Make no mistake: PCV20, or Prevnar 20, is good medicine. PCV20 stands for “20-valent pneumococcal conjugate vaccine,” which means it helps protect against 20 types of pneumococcal bacteria that can cause serious infections in adults.

“I said fine, let’s boost it,” Davis says. “Nobody said anything about the cost.”

She didn’t think much of it until she got the bill in November, and her jaw dropped. There was a charge of $937.49 for “drugs requiring specific identification.” Davis called OHSU and learned that the charge was for the pneumonia booster.

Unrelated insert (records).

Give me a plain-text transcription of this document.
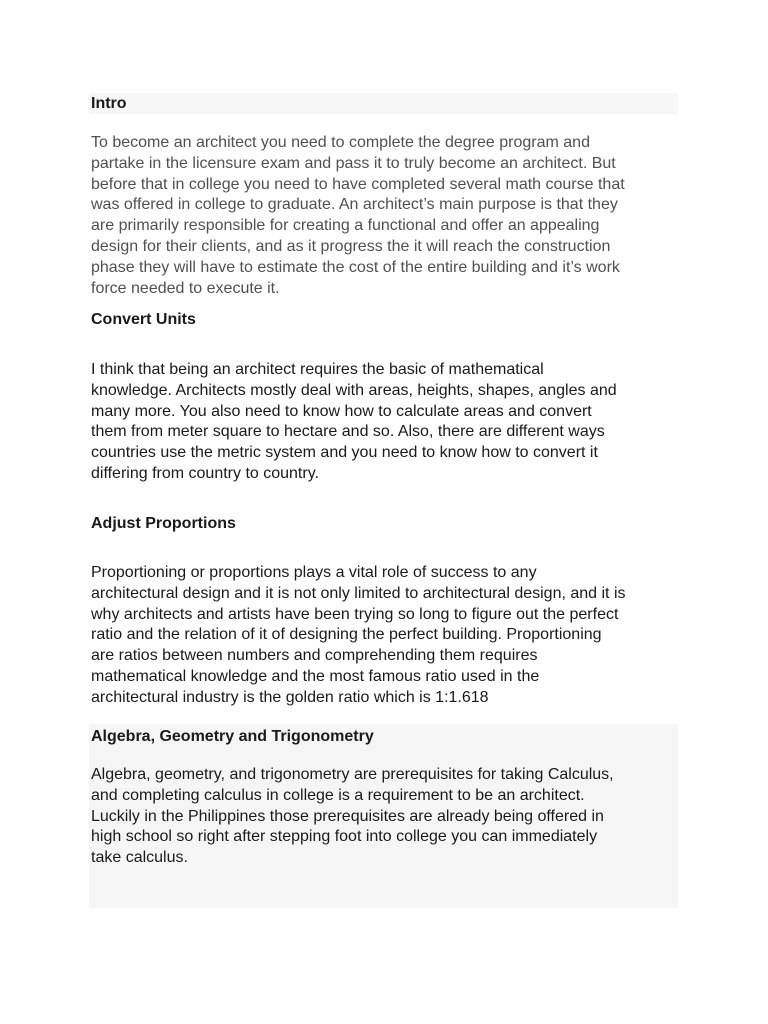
Intro

To become an architect you need to complete the degree program and
partake in the licensure exam and pass it to truly become an architect. But
before that in college you need to have completed several math course that
was offered in college to graduate. An architect’s main purpose is that they
are primarily responsible for creating a functional and offer an appealing
design for their clients, and as it progress the it will reach the construction
phase they will have to estimate the cost of the entire building and it’s work
force needed to execute it.

Convert Units

I think that being an architect requires the basic of mathematical
knowledge. Architects mostly deal with areas, heights, shapes, angles and
many more. You also need to know how to calculate areas and convert
them from meter square to hectare and so. Also, there are different ways
countries use the metric system and you need to know how to convert it
differing from country to country.

Adjust Proportions

Proportioning or proportions plays a vital role of success to any
architectural design and it is not only limited to architectural design, and it is
why architects and artists have been trying so long to figure out the perfect
ratio and the relation of it of designing the perfect building. Proportioning
are ratios between numbers and comprehending them requires
mathematical knowledge and the most famous ratio used in the
architectural industry is the golden ratio which is 1:1.618

Algebra, Geometry and Trigonometry

Algebra, geometry, and trigonometry are prerequisites for taking Calculus,
and completing calculus in college is a requirement to be an architect.
Luckily in the Philippines those prerequisites are already being offered in
high school so right after stepping foot into college you can immediately
take calculus.
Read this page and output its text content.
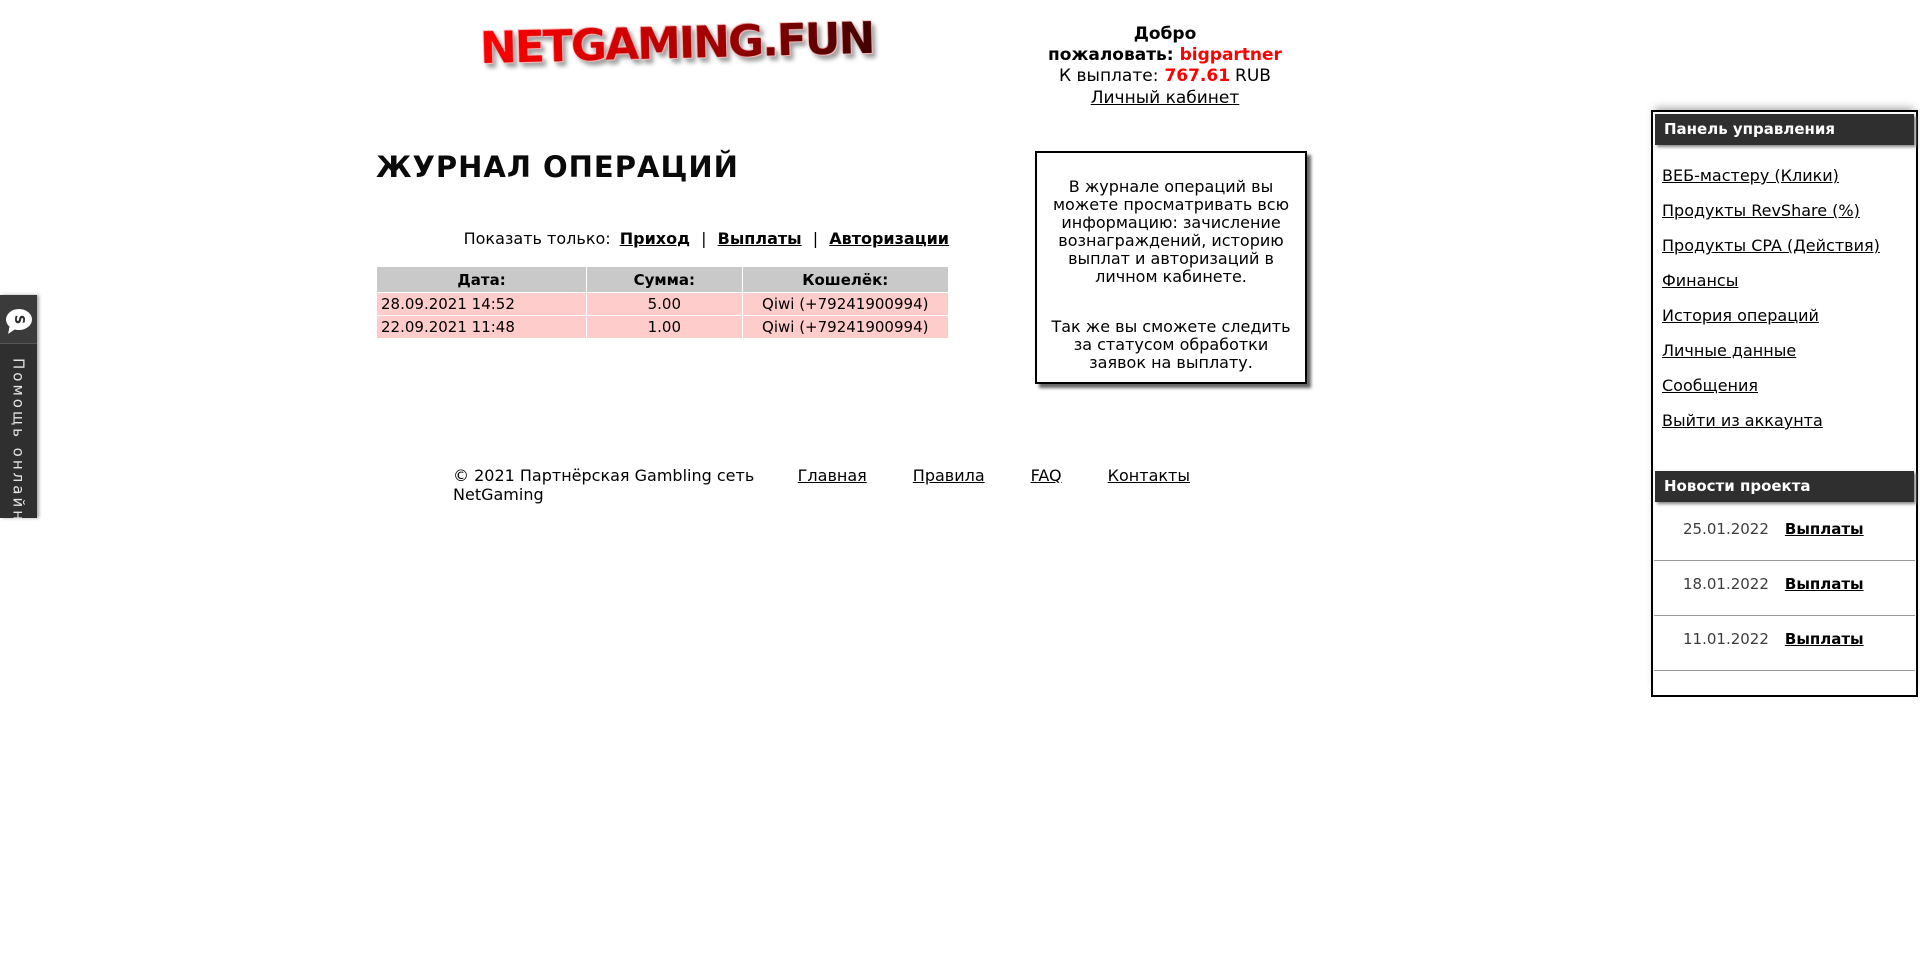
NETGAMING.FUN	Добро пожаловать: bigpartner
К выплате: 767.61 RUB
Личный кабинет
S
Помощь онлайн
ЖУРНАЛ ОПЕРАЦИЙ
Показать только: Приход | Выплаты | Авторизации
Дата:	Сумма:	Кошелёк:
28.09.2021 14:52	5.00	Qiwi (+79241900994)
22.09.2021 11:48	1.00	Qiwi (+79241900994)

В журнале операций вы можете просматривать всю информацию: зачисление вознаграждений, историю выплат и авторизаций в личном кабинете.

Так же вы сможете следить за статусом обработки заявок на выплату.

© 2021 Партнёрская Gambling сеть NetGaming
Главная	Правила	FAQ	Контакты
Панель управления
ВЕБ-мастеру (Клики)
Продукты RevShare (%)
Продукты CPA (Действия)
Финансы
История операций
Личные данные
Сообщения
Выйти из аккаунта
Новости проекта
25.01.2022 Выплаты
18.01.2022 Выплаты
11.01.2022 Выплаты
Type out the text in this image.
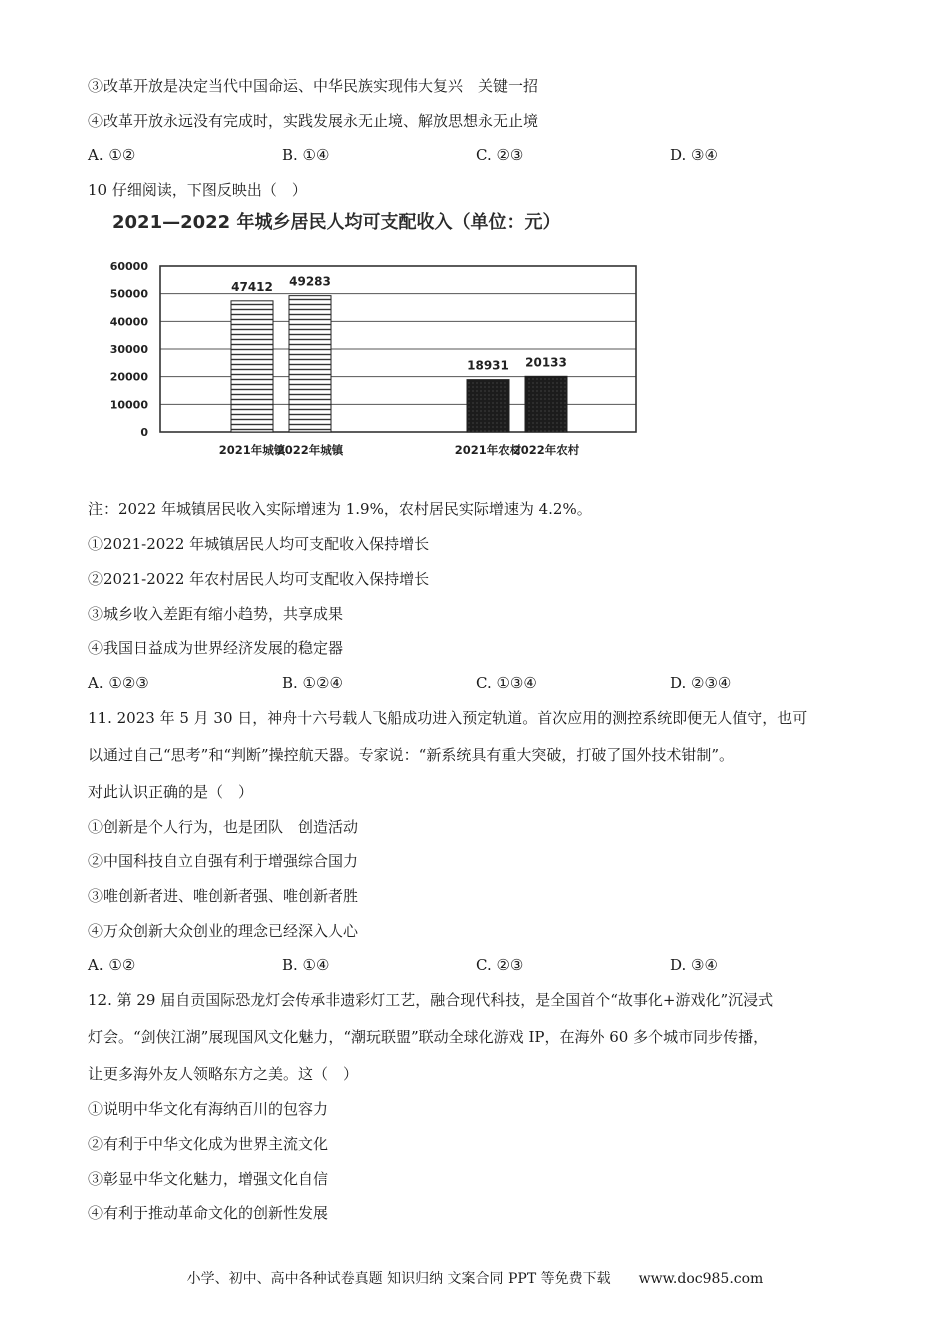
③改革开放是决定当代中国命运、中华民族实现伟大复兴　关键一招
④改革开放永远没有完成时，实践发展永无止境、解放思想永无止境
A. ①②	B. ①④	C. ②③	D. ③④
10 仔细阅读，下图反映出（　）
2021—2022 年城乡居民人均可支配收入（单位：元）
0
10000
20000
30000
40000
50000
60000
47412
2021年城镇
49283
2022年城镇
18931
2021年农村
20133
2022年农村
注：2022 年城镇居民收入实际增速为 1.9%，农村居民实际增速为 4.2%。
①2021-2022 年城镇居民人均可支配收入保持增长
②2021-2022 年农村居民人均可支配收入保持增长
③城乡收入差距有缩小趋势，共享成果
④我国日益成为世界经济发展的稳定器
A. ①②③	B. ①②④	C. ①③④	D. ②③④
11. 2023 年 5 月 30 日，神舟十六号载人飞船成功进入预定轨道。首次应用的测控系统即便无人值守，也可
以通过自己“思考”和“判断”操控航天器。专家说：“新系统具有重大突破，打破了国外技术钳制”。
对此认识正确的是（　）
①创新是个人行为，也是团队　创造活动
②中国科技自立自强有利于增强综合国力
③唯创新者进、唯创新者强、唯创新者胜
④万众创新大众创业的理念已经深入人心
A. ①②	B. ①④	C. ②③	D. ③④
12. 第 29 届自贡国际恐龙灯会传承非遗彩灯工艺，融合现代科技，是全国首个“故事化+游戏化”沉浸式
灯会。“剑侠江湖”展现国风文化魅力，“潮玩联盟”联动全球化游戏 IP，在海外 60 多个城市同步传播，
让更多海外友人领略东方之美。这（　）
①说明中华文化有海纳百川的包容力
②有利于中华文化成为世界主流文化
③彰显中华文化魅力，增强文化自信
④有利于推动革命文化的创新性发展
小学、初中、高中各种试卷真题 知识归纳 文案合同 PPT 等免费下载　　www.doc985.com
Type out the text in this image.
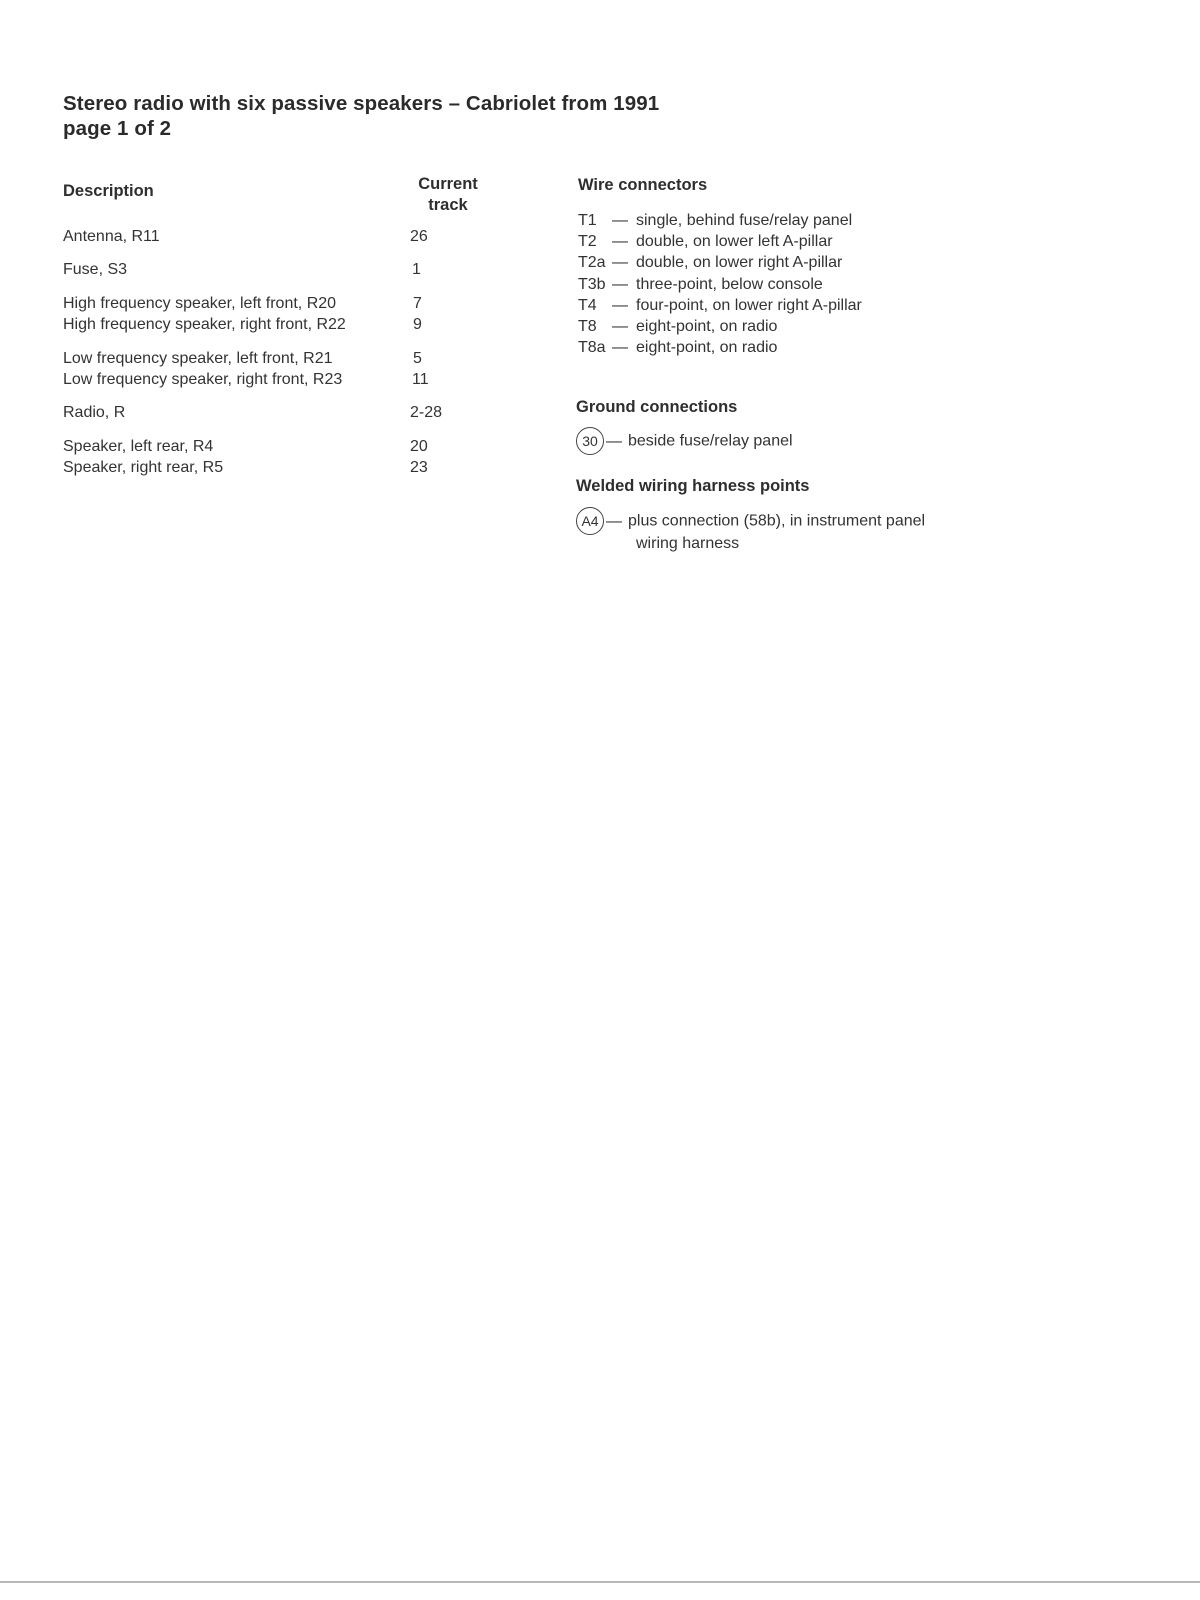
Stereo radio with six passive speakers – Cabriolet from 1991
page 1 of 2
Description	Current
track
Antenna, R11	26
Fuse, S3	1
High frequency speaker, left front, R20	7
High frequency speaker, right front, R22	9
Low frequency speaker, left front, R21	5
Low frequency speaker, right front, R23	11
Radio, R	2-28
Speaker, left rear, R4	20
Speaker, right rear, R5	23
Wire connectors
T1 — single, behind fuse/relay panel
T2 — double, on lower left A-pillar
T2a — double, on lower right A-pillar
T3b — three-point, below console
T4 — four-point, on lower right A-pillar
T8 — eight-point, on radio
T8a — eight-point, on radio
Ground connections
30 — beside fuse/relay panel
Welded wiring harness points
A4 — plus connection (58b), in instrument panel
wiring harness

She pressed the representative, named Scott.

“He basically mansplained, and then he hung up on me,” Davis says.

She called back and got someone nicer who offered to cut her share of the shot’s cost to $288.81—the amount she paid in 2019—from $377.42. Great, she said. Including an older bill for other work, she would owe OHSU $405.96.

For Davis, the ordeal didn’t bring financial ruin. She had worked in marketing at Hewlett-Packard and has plenty saved for retirement.

But when the stock market slumped in 2022, she took a job as a cashier at New Seasons, fearing that her money might run out. There, she met people who were living paycheck to paycheck. They would have been crushed by a $377.42 bill for a vaccine, she says.

“I’m really lucky,” Davis says. “I had the dough. If this hit other people, it could have been life-changing. You shouldn’t have to go into debt trying to protect yourself from pneumonia.”

From now on, Davis says, she’ll be wary of anything OHSU prescribes.

“This was supposed to be a free Medicare wellness exam,” Davis says. “I never thought I would walk out with a $400 bill. Are they still trying to pay off the tram?”